Friday, February 08, 2008

THE SUBSTANCE OF THINGS HOPED FOR by John B. Breslin, S.J.

The Book: THE SUBSTANCE OF THINGS HOPED FOR: Short Fiction by Modern Catholic Authors, selected and with an introduction by John B. Breslin, S.J. Doubleday, 1987 (first edition). Fine book in good dust jacket; dust jacket is rubbed and chipped at corners and spine.
First read: 1989
Owned since: 1989

Father Breslin taught at Georgetown when I was there; I knew him slightly, but never took a class with him. I admired his beard, which was reddish and well-kept. It's strange to think that he was probably younger then than I am now.

Anyway, I picked up this book used somewhere, and was delighted to find it.

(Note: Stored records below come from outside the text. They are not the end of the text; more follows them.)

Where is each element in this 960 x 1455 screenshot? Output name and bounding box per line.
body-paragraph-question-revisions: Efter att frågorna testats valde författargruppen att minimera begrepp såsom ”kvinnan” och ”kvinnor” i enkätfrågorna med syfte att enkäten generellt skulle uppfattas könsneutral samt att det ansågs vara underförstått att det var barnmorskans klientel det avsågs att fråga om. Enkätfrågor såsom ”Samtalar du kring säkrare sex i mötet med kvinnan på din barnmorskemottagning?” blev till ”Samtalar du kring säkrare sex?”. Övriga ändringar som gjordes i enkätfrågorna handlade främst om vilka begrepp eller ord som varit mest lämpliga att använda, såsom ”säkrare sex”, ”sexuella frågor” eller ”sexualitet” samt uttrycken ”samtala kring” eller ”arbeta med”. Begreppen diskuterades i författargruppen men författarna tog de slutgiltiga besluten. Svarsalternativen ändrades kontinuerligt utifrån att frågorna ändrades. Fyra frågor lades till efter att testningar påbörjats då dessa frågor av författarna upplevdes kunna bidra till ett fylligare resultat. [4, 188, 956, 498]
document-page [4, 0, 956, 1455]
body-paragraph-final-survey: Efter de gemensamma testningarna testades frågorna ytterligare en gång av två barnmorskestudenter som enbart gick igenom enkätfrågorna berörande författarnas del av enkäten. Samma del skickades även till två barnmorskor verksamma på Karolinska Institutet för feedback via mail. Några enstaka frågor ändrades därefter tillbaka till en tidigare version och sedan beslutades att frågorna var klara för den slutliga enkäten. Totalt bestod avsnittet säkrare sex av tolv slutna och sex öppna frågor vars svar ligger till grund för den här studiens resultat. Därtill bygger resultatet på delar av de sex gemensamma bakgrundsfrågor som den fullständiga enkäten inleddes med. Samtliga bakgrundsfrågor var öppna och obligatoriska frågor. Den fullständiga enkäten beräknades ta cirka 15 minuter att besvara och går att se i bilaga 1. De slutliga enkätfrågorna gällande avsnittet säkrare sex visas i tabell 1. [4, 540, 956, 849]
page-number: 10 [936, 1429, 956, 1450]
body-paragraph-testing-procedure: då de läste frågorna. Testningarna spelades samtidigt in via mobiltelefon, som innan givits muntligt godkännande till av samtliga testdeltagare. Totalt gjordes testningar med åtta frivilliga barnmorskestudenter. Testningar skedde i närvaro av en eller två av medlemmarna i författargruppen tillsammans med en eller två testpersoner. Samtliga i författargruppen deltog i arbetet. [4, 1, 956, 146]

Like any good anthology, it introduced me to authors I'd never quite gotten around to -- Muriel Spark, Andre Dubus, John McGahern -- and authors I'd never heard of, like Breece D'J Pancake and Shusaku Endo.

Breslin avoids the obvious choices, or the obvious stories by the essential authors -- F. Scott Fitzgerald is not here, and the Flannery O'Connor story is "The Enduring Chill," rather than "Everything that Rises Must Converge," or "Revelation."

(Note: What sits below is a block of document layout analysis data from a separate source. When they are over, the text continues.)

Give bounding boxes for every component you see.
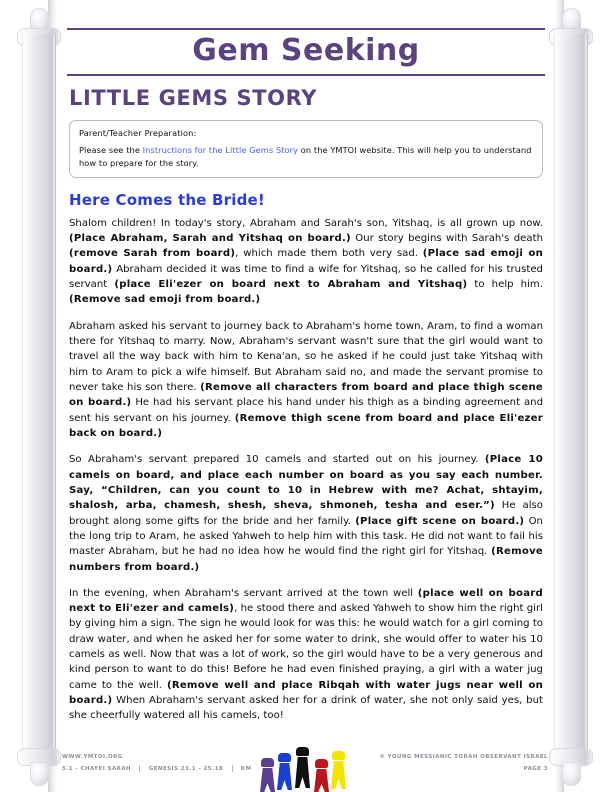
scroll-knob-bottom-right: [562, 762, 581, 786]
story-instruction: (place Eli'ezer on board next to Abraham and Yitshaq): [114, 278, 468, 290]
story-instruction: (Place gift scene on board.): [355, 515, 525, 527]
story-text: Shalom children! In today's story, Abraham and Sarah's son, Yitshaq, is all grown up now.: [69, 217, 543, 229]
title-block: [67, 0, 545, 76]
logo-figure-body: [277, 763, 292, 790]
story-instruction: (remove Sarah from board): [69, 248, 236, 260]
prep-text-after-link: on the YMTOI website. This will help you to understand how to prepare for the story.: [79, 145, 532, 168]
footer-initials: KM: [240, 765, 252, 772]
footer-divider-2: [232, 765, 233, 772]
logo-figure-head: [296, 747, 309, 756]
story-instruction: (Remove thigh scene from board and place Eli'ezer back on board.): [69, 412, 544, 439]
story-paragraph: [69, 319, 543, 442]
logo-figure-head: [332, 751, 345, 760]
footer-website[interactable]: WWW.YMTOI.ORG: [62, 754, 123, 760]
page-title: Gem Seeking: [192, 33, 420, 68]
page-footer: [48, 752, 564, 792]
story-paragraph: [69, 586, 543, 724]
scroll-knob-bottom-left: [30, 762, 49, 786]
footer-lesson-meta: [62, 764, 251, 776]
story-body: [67, 216, 545, 724]
story-paragraph: [69, 216, 543, 308]
little-gems-story-instructions-link[interactable]: Instructions for the Little Gems Story: [142, 145, 299, 156]
prep-text-before-link: Please see the: [79, 145, 143, 156]
story-instruction: (Remove numbers from board.): [69, 546, 543, 573]
footer-divider-1: [139, 765, 140, 772]
page-content: [67, 0, 545, 792]
logo-figure-body: [314, 769, 329, 792]
story-instruction: (Remove all characters from board and place thigh scene on board.): [69, 381, 543, 409]
footer-page-number: PAGE 3: [523, 765, 548, 772]
story-text: On the long trip to Aram, he asked Yahweh to help him with this task. He did not want to fail his master Abraham, but he had no idea how he would find the right girl for Yitshaq.: [69, 515, 543, 558]
logo-figure: [277, 753, 292, 790]
story-text: Our story begins with Sarah's death: [350, 232, 543, 244]
story-text: So Abraham's servant prepared 10 camels and started out on his journey.: [69, 454, 485, 466]
story-text: When Abraham's servant asked her for a drink of water, she not only said yes, but she cheerfully watered all his camels, too!: [69, 695, 543, 722]
story-text: He had his servant place his hand under his thigh as a binding agreement and sent his servant on his journey.: [69, 397, 543, 424]
scroll-knob-top-left: [30, 8, 49, 32]
footer-left-block: [62, 752, 251, 775]
story-text: He also brought along some gifts for the bride and her family.: [69, 500, 543, 527]
logo-figure: [295, 747, 310, 788]
story-instruction: (place well on board next to Eli'ezer and camels): [69, 587, 543, 615]
story-text: , which made them both very sad.: [235, 248, 423, 260]
logo-figure-head: [315, 759, 328, 768]
story-text: to help him.: [467, 278, 543, 290]
logo-figure-head: [261, 758, 274, 767]
footer-scripture: GENESIS 23.1 - 25.18: [148, 765, 224, 772]
logo-figure: [314, 759, 329, 792]
footer-right-block: [379, 752, 548, 775]
logo-figure-body: [295, 757, 310, 788]
prep-box-body: [79, 144, 533, 169]
scroll-knob-top-right: [562, 8, 581, 32]
section-title: LITTLE GEMS STORY: [69, 85, 318, 110]
story-text: , he stood there and asked Yahweh to show him the right girl by giving him a sign. The sign he would look for was this: he would watch for a girl coming to draw water, and when he asked her for some water to drink, she would offer to water his 10 camels as well. Now that was a lot of work, so the girl would have to be a very generous and kind person to want to do this! Before he had even finished praying, a girl with a water jug came to the well.: [69, 603, 543, 691]
story-text: Abraham decided it was time to find a wife for Yitshaq, so he called for his trusted servant: [69, 263, 543, 290]
page-sheet: [48, 0, 564, 792]
ymtoi-logo: [260, 750, 354, 792]
logo-figure: [260, 758, 275, 792]
story-heading: Here Comes the Bride!: [69, 190, 265, 209]
logo-figure: [331, 751, 346, 789]
prep-box-title: Parent/Teacher Preparation:: [79, 127, 197, 138]
parent-teacher-preparation-box: [69, 120, 543, 178]
logo-figure-body: [331, 761, 346, 789]
story-instruction: (Remove sad emoji from board.): [69, 294, 261, 306]
story-instruction: (Place sad emoji on board.): [69, 248, 544, 275]
story-instruction: (Remove well and place Ribqah with water jugs near well on board.): [69, 679, 544, 707]
story-text: In the evening, when Abraham's servant arrived at the town well: [69, 587, 418, 599]
footer-copyright: © YOUNG MESSIANIC TORAH OBSERVANT ISRAEL: [379, 754, 548, 760]
story-text: Abraham asked his servant to journey back to Abraham's home town, Aram, to find a woman there for Yitshaq to marry. Now, Abraham's servant wasn't sure that the girl would want to travel all the way back with him to Kena'an, so he asked if he could just take Yitshaq with him to Aram to pick a wife himself. But Abraham said no, and made the servant promise to never take his son there.: [69, 320, 543, 393]
story-paragraph: [69, 452, 543, 575]
logo-figure-body: [260, 768, 275, 792]
logo-figure-head: [278, 753, 291, 762]
story-instruction: (Place Abraham, Sarah and Yitshaq on board.): [69, 232, 351, 244]
story-instruction: (Place 10 camels on board, and place each number on board as you say each number. Say, “Children, can you count to 10 in Hebrew with me? Achat, shtayim, shalosh, arba, chamesh, shesh, sheva, shmoneh, tesha and eser.”): [69, 454, 544, 512]
footer-lesson: 5.1 - CHAYEI SARAH: [62, 765, 132, 772]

In his introduction, Breslin discusses his choices. He wanted stories that explored "that tension between celebrating the 'open-ended mystery of matter' and confronting the limitations of human weakness and sinfulness," and sums up the whole of my experience with the Jesuits with this line: "I once had a Jesuit classics professor who claimed that unless you felt tempted toward pantheism at some point, you would never really understand Catholicism."

The title of this collection is a quotation from Paul's letter to the Hebrews: "Faith is the substance of things hoped for, the evidence of things not seen." As long as we have faith, we have hope; despair is the loss not only of hope but of faith, and thus the one unforgivable sin.

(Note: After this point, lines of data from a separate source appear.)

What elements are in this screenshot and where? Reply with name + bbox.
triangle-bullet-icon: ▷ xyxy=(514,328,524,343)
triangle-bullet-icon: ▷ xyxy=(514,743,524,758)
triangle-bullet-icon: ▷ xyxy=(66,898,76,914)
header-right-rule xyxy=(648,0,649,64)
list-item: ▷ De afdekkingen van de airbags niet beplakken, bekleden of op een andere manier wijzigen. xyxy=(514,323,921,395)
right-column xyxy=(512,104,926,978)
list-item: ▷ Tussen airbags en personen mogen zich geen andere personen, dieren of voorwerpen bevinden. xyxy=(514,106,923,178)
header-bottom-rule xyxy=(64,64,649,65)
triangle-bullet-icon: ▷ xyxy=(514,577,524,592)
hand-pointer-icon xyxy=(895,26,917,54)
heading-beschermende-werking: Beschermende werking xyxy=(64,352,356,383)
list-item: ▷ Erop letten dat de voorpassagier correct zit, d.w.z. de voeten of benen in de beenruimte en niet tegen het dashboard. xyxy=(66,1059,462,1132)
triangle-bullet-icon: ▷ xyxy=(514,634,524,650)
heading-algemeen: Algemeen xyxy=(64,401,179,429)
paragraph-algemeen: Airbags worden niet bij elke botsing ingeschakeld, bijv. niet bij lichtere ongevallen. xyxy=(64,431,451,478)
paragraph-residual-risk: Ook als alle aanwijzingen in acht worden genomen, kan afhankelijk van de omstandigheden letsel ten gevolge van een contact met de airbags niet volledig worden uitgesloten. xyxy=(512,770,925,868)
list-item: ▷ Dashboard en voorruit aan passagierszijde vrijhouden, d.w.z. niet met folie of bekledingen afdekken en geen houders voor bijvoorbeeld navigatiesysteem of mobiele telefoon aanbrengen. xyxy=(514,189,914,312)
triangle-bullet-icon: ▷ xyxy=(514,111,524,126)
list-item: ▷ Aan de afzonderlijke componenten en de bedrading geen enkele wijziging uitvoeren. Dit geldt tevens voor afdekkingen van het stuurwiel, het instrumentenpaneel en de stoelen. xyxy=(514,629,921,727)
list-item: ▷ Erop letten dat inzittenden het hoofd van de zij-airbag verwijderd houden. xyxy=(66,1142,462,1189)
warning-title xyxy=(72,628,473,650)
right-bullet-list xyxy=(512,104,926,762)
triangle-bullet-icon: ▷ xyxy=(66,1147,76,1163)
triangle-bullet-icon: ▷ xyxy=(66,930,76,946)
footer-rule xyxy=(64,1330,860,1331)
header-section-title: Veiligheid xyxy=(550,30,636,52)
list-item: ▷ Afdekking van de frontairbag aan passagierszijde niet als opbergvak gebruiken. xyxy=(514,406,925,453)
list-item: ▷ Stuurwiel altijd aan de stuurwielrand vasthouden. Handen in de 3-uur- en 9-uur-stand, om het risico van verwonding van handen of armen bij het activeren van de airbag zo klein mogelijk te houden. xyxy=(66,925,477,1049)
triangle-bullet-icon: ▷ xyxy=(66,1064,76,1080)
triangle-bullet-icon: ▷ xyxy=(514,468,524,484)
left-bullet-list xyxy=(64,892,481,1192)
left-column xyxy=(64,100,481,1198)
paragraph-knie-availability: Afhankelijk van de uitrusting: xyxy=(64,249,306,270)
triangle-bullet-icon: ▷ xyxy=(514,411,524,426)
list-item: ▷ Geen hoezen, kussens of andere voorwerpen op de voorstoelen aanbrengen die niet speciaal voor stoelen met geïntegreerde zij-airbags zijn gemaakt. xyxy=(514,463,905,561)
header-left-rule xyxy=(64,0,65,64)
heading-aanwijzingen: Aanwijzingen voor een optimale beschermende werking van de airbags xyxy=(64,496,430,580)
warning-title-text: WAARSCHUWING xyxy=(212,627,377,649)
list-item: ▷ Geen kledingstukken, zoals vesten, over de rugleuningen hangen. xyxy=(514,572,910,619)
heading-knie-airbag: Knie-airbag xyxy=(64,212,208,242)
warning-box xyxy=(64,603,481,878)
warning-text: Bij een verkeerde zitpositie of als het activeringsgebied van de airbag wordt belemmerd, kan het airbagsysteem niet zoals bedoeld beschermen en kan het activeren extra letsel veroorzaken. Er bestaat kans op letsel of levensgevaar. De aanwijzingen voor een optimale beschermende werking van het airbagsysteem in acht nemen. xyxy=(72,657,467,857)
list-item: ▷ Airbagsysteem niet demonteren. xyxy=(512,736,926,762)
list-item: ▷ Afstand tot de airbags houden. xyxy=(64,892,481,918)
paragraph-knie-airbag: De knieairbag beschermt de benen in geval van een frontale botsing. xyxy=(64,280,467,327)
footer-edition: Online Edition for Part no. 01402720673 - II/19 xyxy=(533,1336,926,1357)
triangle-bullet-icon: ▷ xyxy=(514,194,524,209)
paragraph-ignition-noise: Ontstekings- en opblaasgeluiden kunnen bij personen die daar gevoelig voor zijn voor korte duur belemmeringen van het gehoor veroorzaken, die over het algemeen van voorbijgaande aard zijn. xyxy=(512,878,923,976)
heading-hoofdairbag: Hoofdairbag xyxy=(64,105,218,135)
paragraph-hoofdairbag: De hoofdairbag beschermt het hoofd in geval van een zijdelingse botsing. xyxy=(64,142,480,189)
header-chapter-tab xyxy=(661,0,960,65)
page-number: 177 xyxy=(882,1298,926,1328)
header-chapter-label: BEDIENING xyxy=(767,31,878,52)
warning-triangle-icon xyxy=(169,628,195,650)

Not coincidentally, I'm going up to Bangor tomorrow afternoon to see Barack Obama, and might not have time to post in the morning. We are the ones we've been waiting for.

What I Read This Week

William Horwood and Helen Rappaport, Dark Hearts of Chicago. A historical mystery set at the World Exposition of 1893; reporter Emily Strauss searches for the truth behind the disappearance of young Anna Zemeckis. The historical detail is impressive, but bogs down the story.

William Landay, The Strangler. Three Boston brothers -- a cop, a prosecutor, and a professional thief -- come to grips with the damage done to their lives by the Boston Strangler and the Boston mob. A compelling family drama, with moments of true horror.

4 comments:

Claire said...

Fitzgerald would be too obvious a choice, but one of his strongest short-short stories, "Absolution", is a pretty brilliant portrayal of a very young boy's relationship with the Catholic Church.

Ed Lamb said...

Are you caucassing for Obama come Sunday? Demographics dictate that vote for Clinton. That and voter fraud, like what went down in New Hampshire.

-- Ed

Ellen Clair Lamb said...

Of COURSE I am caucusing for Obama tomorrow.

And Claire, I almost mentioned "Absolution" specifically as an obvious choice that's not in this book -- but Breslin says in his introduction that he wanted a selection of post-Vatican II stories, so the selections from Graham Greene and Flannery O'Connor are later ones.

Steven R. McEvoy said...

That Elusive Story
is a piece I wrote about this book, that haunted me for more than a decade. I am currently working on a series about the specific story The Warm Sand by J.F. Powers. This truly is a great collection.